One key imperative has been the need to develop a new repertoire for inclusive ensembles. This has led to a range of exciting initiatives to train emerging and established composers in specific techniques and approaches. Through collaborations with St Magnus International Music Festival in Orkney and the Walled City Music Festival, we have run composer workshops that have generated a number of new pieces.

The first stage of this process took place in Orkney in 2016, involving three young composers from the Royal Scottish Conservatoire who worked intensively with Acoustronic member Jay Hagon and cellist Clea Friend to explore new digital instruments and compositional techniques.

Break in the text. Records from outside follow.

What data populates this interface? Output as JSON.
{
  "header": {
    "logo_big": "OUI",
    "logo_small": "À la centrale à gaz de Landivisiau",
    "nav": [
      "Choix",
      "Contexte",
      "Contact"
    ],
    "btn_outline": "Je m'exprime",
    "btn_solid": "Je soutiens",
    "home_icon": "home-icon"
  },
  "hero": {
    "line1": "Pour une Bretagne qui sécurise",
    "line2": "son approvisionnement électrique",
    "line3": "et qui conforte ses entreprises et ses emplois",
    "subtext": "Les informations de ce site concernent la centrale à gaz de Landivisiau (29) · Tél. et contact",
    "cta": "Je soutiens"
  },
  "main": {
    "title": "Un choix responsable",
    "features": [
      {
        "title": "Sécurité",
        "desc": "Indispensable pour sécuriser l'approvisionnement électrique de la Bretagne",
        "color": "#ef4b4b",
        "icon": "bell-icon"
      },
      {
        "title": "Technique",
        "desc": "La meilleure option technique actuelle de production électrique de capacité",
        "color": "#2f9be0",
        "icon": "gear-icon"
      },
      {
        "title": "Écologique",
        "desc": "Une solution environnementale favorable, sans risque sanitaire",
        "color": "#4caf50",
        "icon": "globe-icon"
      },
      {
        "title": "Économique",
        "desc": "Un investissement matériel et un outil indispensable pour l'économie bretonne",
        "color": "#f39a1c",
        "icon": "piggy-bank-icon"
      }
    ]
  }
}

These pieces were subsequently developed as part of a composers’ workshop hosted by the Walled City Music Festival last year and featuring the full NonZeroSum nine-piece ensemble. This full-day event featuring six substantial new pieces was a considerable logistical undertaking, requiring an extensive set-up and constant variation of the digital instruments required by the composers.

At the centre of the NonZeroSum project is a new piece that I was commissioned to write for Acoustronic and the Benyounes string quartet. New pieces from the composer workshops and George Crumb’s ‘Black Angels’ were performed in Derry, London and Dublin and will feature in a concert in Lisbon this month.

Achieving goals

The artistic quality of the performances of the new repertoire, given in mainstream venues to international audiences, has resulted in the realisation of a number of our goals. Taking the ensemble on tour has been logistically challenging but has provided positive life-changing experiences for the musicians, their carers and the support team behind the operation.

The collaboration with Drake Music has also driven the development of a new instrument, the Kellycaster, specially designed for one of the musicians John Kelly.

We have delivered conferences across the UK and Ireland, as well as in Sweden and Portugal, presenting our artistic practice and research findings. We are now working with a number of education institutions on integrating principles into new curricula and research projects. Most importantly, we continue to create original art in genuinely inclusive settings.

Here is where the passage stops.